During the three months ended September 30, the company’s revenue fell 6% to $1.23-billion, despite the gas division’s total output rising 17% to 46.1-billion cubic feet equivalent , and total gas production costs declining 3% to $1.80 per million cubic feet equivalent.
Consol’s gas division continued to see the gas from the Marcellus Shale, in Pennsylvania, becoming a greater portion of the production mix.
“This is important for two main reasons: The first is the lower-cost nature of the Marcellus resulting from drilling efficiencies such as pad drilling, and the second is sales price uplift associated with a higher concentration of liquids.
“Consol is not only on track to meet its 2014 overall gas production guidance, but is also on track to more than double its Marcellus Shale production in 2014, compared to 2013,” chairperson and CEO Brett Harvey said.

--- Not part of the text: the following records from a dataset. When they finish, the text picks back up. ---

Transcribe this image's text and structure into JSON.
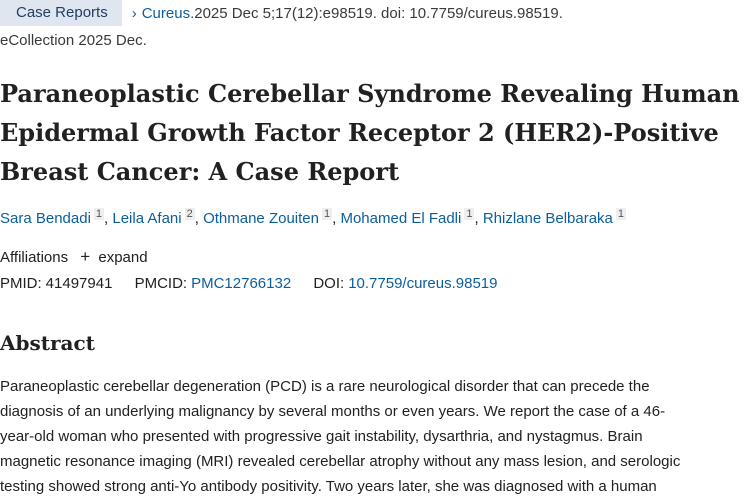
{
  "header": {
    "article_type": "Case Reports",
    "journal": "Cureus.",
    "citation": " 2025 Dec 5;17(12):e98519. doi: 10.7759/cureus.98519.",
    "ecollection": "eCollection 2025 Dec."
  },
  "title": "Paraneoplastic Cerebellar Syndrome Revealing Human Epidermal Growth Factor Receptor 2 (HER2)-Positive Breast Cancer: A Case Report",
  "authors": [
    {
      "name": "Sara Bendadi",
      "aff": "1"
    },
    {
      "name": "Leila Afani",
      "aff": "2"
    },
    {
      "name": "Othmane Zouiten",
      "aff": "1"
    },
    {
      "name": "Mohamed El Fadli",
      "aff": "1"
    },
    {
      "name": "Rhizlane Belbaraka",
      "aff": "1"
    }
  ],
  "affiliations": {
    "label": "Affiliations",
    "expand": "expand"
  },
  "ids": {
    "pmid_label": "PMID:",
    "pmid": "41497941",
    "pmcid_label": "PMCID:",
    "pmcid": "PMC12766132",
    "doi_label": "DOI:",
    "doi": "10.7759/cureus.98519"
  },
  "abstract": {
    "heading": "Abstract",
    "lines": [
      "Paraneoplastic cerebellar degeneration (PCD) is a rare neurological disorder that can precede the",
      "diagnosis of an underlying malignancy by several months or even years. We report the case of a 46-",
      "year-old woman who presented with progressive gait instability, dysarthria, and nystagmus. Brain",
      "magnetic resonance imaging (MRI) revealed cerebellar atrophy without any mass lesion, and serologic",
      "testing showed strong anti-Yo antibody positivity. Two years later, she was diagnosed with a human"
    ]
  }
}
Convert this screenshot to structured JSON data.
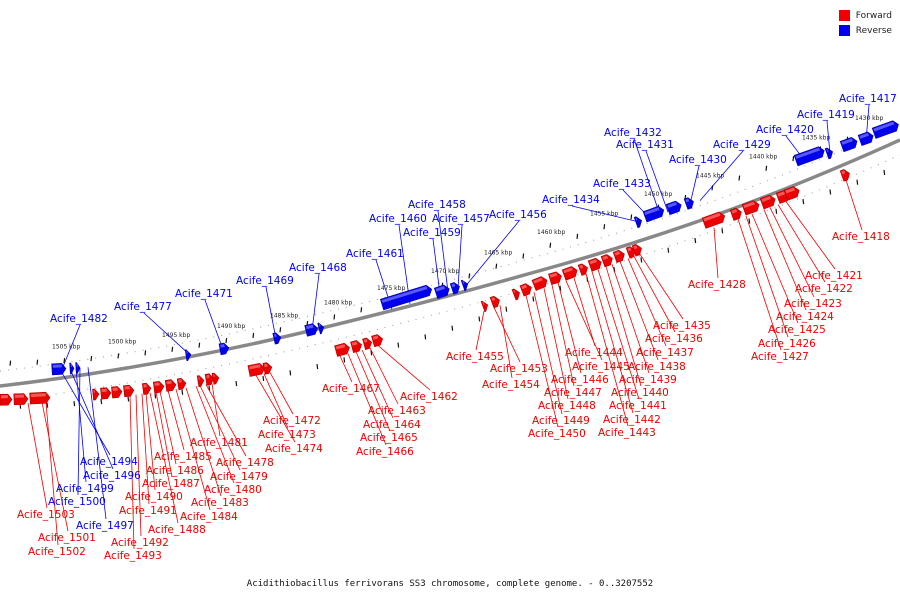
{
  "legend": [
    {
      "label": "Forward",
      "color": "#ee0000"
    },
    {
      "label": "Reverse",
      "color": "#0000ee"
    }
  ],
  "caption": "Acidithiobacillus ferrivorans SS3 chromosome, complete genome. - 0..3207552",
  "colors": {
    "forward": "#ee0000",
    "reverse": "#0000ee",
    "axis": "#888888"
  },
  "ticks": [
    "1505 kbp",
    "1500 kbp",
    "1495 kbp",
    "1490 kbp",
    "1485 kbp",
    "1480 kbp",
    "1475 kbp",
    "1470 kbp",
    "1465 kbp",
    "1460 kbp",
    "1455 kbp",
    "1450 kbp",
    "1445 kbp",
    "1440 kbp",
    "1435 kbp",
    "1430 kbp"
  ],
  "reverse_labels": [
    "Acife_1482",
    "Acife_1477",
    "Acife_1471",
    "Acife_1469",
    "Acife_1468",
    "Acife_1461",
    "Acife_1460",
    "Acife_1459",
    "Acife_1458",
    "Acife_1457",
    "Acife_1456",
    "Acife_1434",
    "Acife_1433",
    "Acife_1432",
    "Acife_1431",
    "Acife_1430",
    "Acife_1429",
    "Acife_1420",
    "Acife_1419",
    "Acife_1417",
    "Acife_1494",
    "Acife_1496",
    "Acife_1499",
    "Acife_1500",
    "Acife_1497"
  ],
  "forward_labels": [
    "Acife_1418",
    "Acife_1428",
    "Acife_1421",
    "Acife_1422",
    "Acife_1423",
    "Acife_1424",
    "Acife_1425",
    "Acife_1426",
    "Acife_1427",
    "Acife_1435",
    "Acife_1436",
    "Acife_1437",
    "Acife_1438",
    "Acife_1439",
    "Acife_1440",
    "Acife_1441",
    "Acife_1442",
    "Acife_1443",
    "Acife_1444",
    "Acife_1445",
    "Acife_1446",
    "Acife_1447",
    "Acife_1448",
    "Acife_1449",
    "Acife_1450",
    "Acife_1455",
    "Acife_1453",
    "Acife_1454",
    "Acife_1462",
    "Acife_1463",
    "Acife_1464",
    "Acife_1465",
    "Acife_1466",
    "Acife_1467",
    "Acife_1472",
    "Acife_1473",
    "Acife_1474",
    "Acife_1481",
    "Acife_1478",
    "Acife_1479",
    "Acife_1480",
    "Acife_1483",
    "Acife_1484",
    "Acife_1485",
    "Acife_1486",
    "Acife_1487",
    "Acife_1488",
    "Acife_1490",
    "Acife_1491",
    "Acife_1492",
    "Acife_1493",
    "Acife_1503",
    "Acife_1501",
    "Acife_1502"
  ]
}
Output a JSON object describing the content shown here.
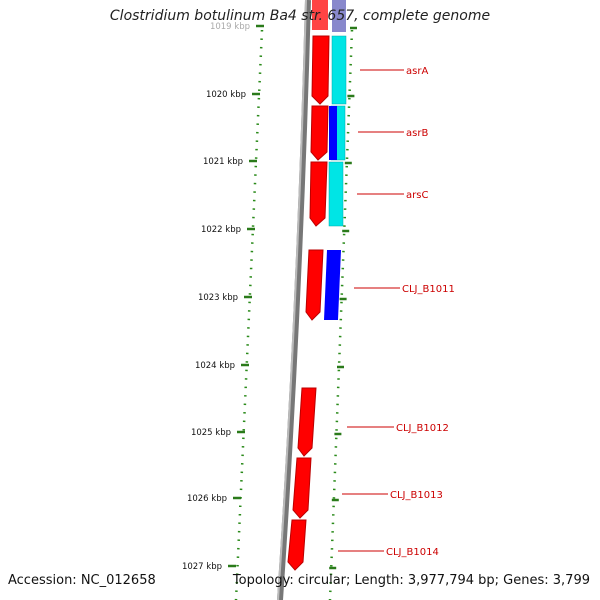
{
  "title": "Clostridium botulinum Ba4 str. 657, complete genome",
  "footer": {
    "accession": "Accession: NC_012658",
    "stats": "Topology: circular; Length: 3,977,794 bp; Genes: 3,799"
  },
  "ticks": [
    {
      "label": "1019 kbp"
    },
    {
      "label": "1020 kbp"
    },
    {
      "label": "1021 kbp"
    },
    {
      "label": "1022 kbp"
    },
    {
      "label": "1023 kbp"
    },
    {
      "label": "1024 kbp"
    },
    {
      "label": "1025 kbp"
    },
    {
      "label": "1026 kbp"
    },
    {
      "label": "1027 kbp"
    }
  ],
  "genes": [
    {
      "label": "asrA"
    },
    {
      "label": "asrB"
    },
    {
      "label": "arsC"
    },
    {
      "label": "CLJ_B1011"
    },
    {
      "label": "CLJ_B1012"
    },
    {
      "label": "CLJ_B1013"
    },
    {
      "label": "CLJ_B1014"
    }
  ],
  "colors": {
    "cds": "#ff0000",
    "cog_cyan": "#00e5e5",
    "cog_blue": "#0000ff",
    "backbone": "#888888",
    "tick": "#2a7a1a",
    "label": "#cc0000"
  }
}
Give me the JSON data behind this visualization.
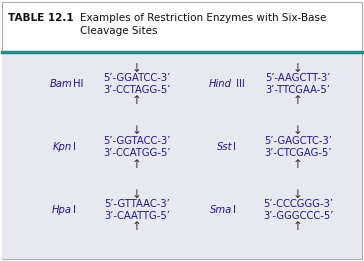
{
  "title_bold": "TABLE 12.1",
  "title_rest": "Examples of Restriction Enzymes with Six-Base",
  "title_line2": "Cleavage Sites",
  "header_bg": "#ffffff",
  "body_bg": "#e8e8f0",
  "border_color": "#2a8a8a",
  "seq_color": "#1a1a8a",
  "name_color": "#1a1a8a",
  "arrow_color": "#333333",
  "entries": [
    {
      "name_italic": "Bam",
      "name_plain": "HI",
      "top_seq": "5’-GGATCC-3’",
      "bot_seq": "3’-CCTAGG-5’",
      "col": 0,
      "row": 0
    },
    {
      "name_italic": "Hind",
      "name_plain": " III",
      "top_seq": "5’-AAGCTT-3’",
      "bot_seq": "3’-TTCGAA-5’",
      "col": 1,
      "row": 0
    },
    {
      "name_italic": "Kpn",
      "name_plain": "I",
      "top_seq": "5’-GGTACC-3’",
      "bot_seq": "3’-CCATGG-5’",
      "col": 0,
      "row": 1
    },
    {
      "name_italic": "Sst",
      "name_plain": "I",
      "top_seq": "5’-GAGCTC-3’",
      "bot_seq": "3’-CTCGAG-5’",
      "col": 1,
      "row": 1
    },
    {
      "name_italic": "Hpa",
      "name_plain": "I",
      "top_seq": "5’-GTTAAC-3’",
      "bot_seq": "3’-CAATTG-5’",
      "col": 0,
      "row": 2
    },
    {
      "name_italic": "Sma",
      "name_plain": "I",
      "top_seq": "5’-CCCGGG-3’",
      "bot_seq": "3’-GGGCCC-5’",
      "col": 1,
      "row": 2
    }
  ],
  "down_arrow": "↓",
  "up_arrow": "↑"
}
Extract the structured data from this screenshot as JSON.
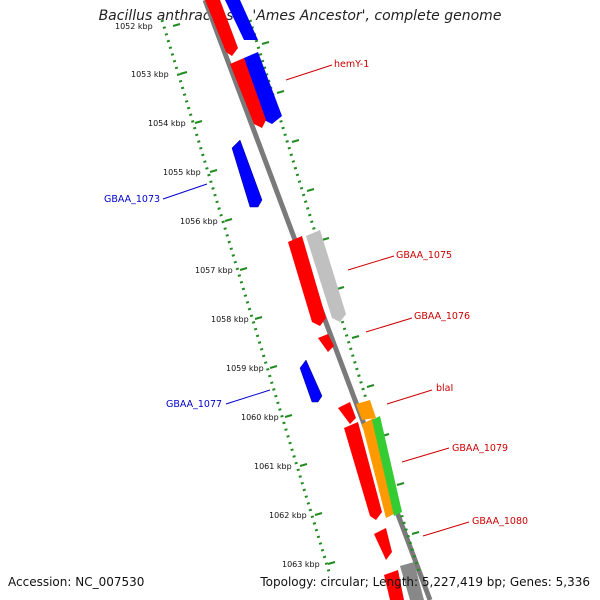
{
  "title": "Bacillus anthracis str. 'Ames Ancestor', complete genome",
  "footer": {
    "accession": "Accession: NC_007530",
    "summary": "Topology: circular; Length: 5,227,419 bp; Genes: 5,336"
  },
  "ticks": [
    "1052 kbp",
    "1053 kbp",
    "1054 kbp",
    "1055 kbp",
    "1056 kbp",
    "1057 kbp",
    "1058 kbp",
    "1059 kbp",
    "1060 kbp",
    "1061 kbp",
    "1062 kbp",
    "1063 kbp"
  ],
  "gene_labels": [
    {
      "text": "hemY-1",
      "strand": "forward"
    },
    {
      "text": "GBAA_1073",
      "strand": "reverse"
    },
    {
      "text": "GBAA_1075",
      "strand": "forward"
    },
    {
      "text": "GBAA_1076",
      "strand": "forward"
    },
    {
      "text": "GBAA_1077",
      "strand": "reverse"
    },
    {
      "text": "blaI",
      "strand": "forward"
    },
    {
      "text": "GBAA_1079",
      "strand": "forward"
    },
    {
      "text": "GBAA_1080",
      "strand": "forward"
    }
  ],
  "colors": {
    "forward_gene": "#ff0000",
    "reverse_gene": "#0000ff",
    "forward_label": "#cc0000",
    "reverse_label": "#0000cc",
    "backbone": "#7a7a7a",
    "tick_mark": "#228b22",
    "orange_feature": "#ff9900",
    "green_feature": "#33cc33",
    "gray_feature": "#c0c0c0"
  }
}
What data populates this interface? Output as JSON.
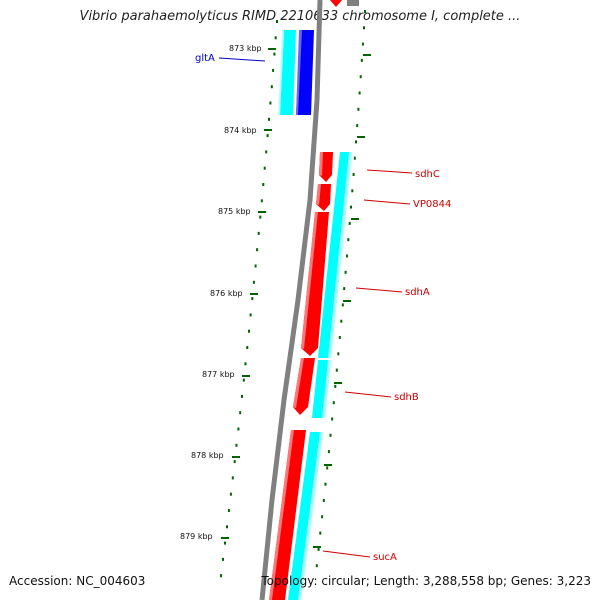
{
  "title": "Vibrio parahaemolyticus RIMD 2210633 chromosome I, complete ...",
  "accession_text": "Accession: NC_004603",
  "topology_text": "Topology: circular; Length: 3,288,558 bp; Genes: 3,223",
  "colors": {
    "backbone": "#808080",
    "cds_forward": "#ff0000",
    "cds_reverse": "#0000ff",
    "orf": "#00ffff",
    "tick": "#006400",
    "label_red": "#cc0000",
    "label_blue": "#0000cc"
  },
  "scale_labels": [
    "873 kbp",
    "874 kbp",
    "875 kbp",
    "876 kbp",
    "877 kbp",
    "878 kbp",
    "879 kbp"
  ],
  "genes": [
    {
      "name": "gltA",
      "strand": "reverse",
      "color": "blue"
    },
    {
      "name": "sdhC",
      "strand": "forward",
      "color": "red"
    },
    {
      "name": "VP0844",
      "strand": "forward",
      "color": "red"
    },
    {
      "name": "sdhA",
      "strand": "forward",
      "color": "red"
    },
    {
      "name": "sdhB",
      "strand": "forward",
      "color": "red"
    },
    {
      "name": "sucA",
      "strand": "forward",
      "color": "red"
    }
  ]
}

Consol's coal division produced 14.5-million tons in the third quarter. As of September 30, Consol's total coal inventory increased by 158 000 t to 1.08-million tons. The thermal coal inventory increased by 198 000 t to 971 000 t, and low-volatility coal inventory decreased by 40 000 t, to 104 000 t.
The costs per ton sold, across all tons, were $50.46, compared with $55.84/t from the year-earlier quarter. Unit costs improved owing to higher sales volumes and completed efficiency programmes at the mines.
Consol said its liquidity remained strong at $2.3-billion, and the company continued to invest in value-creating projects.
Third quarter capital investments were $438-million, which was flat with the year-earlier quarter. The new BMX mine, also in Pennsylvania, remained on track to start operations in April 2014, with an expected total capital cost of $710-million.
Consol on Monday announced a transformative step to advance its natural gas exploration and production portfolio growth strategy. The company entered into an agreement to sell its subsidiary Consolidation Coal Company, which contained all five of its longwall coal mines in West Virginia, to Murray Energy Corporation for $4.4-billion in value.
The company would sell the mines for $850-million in cash and $184-million in future royalty payments for coal reserves. Murray would also assume about $2.4-billion of Consol's liabilities, mostly for worker pensions and other benefits.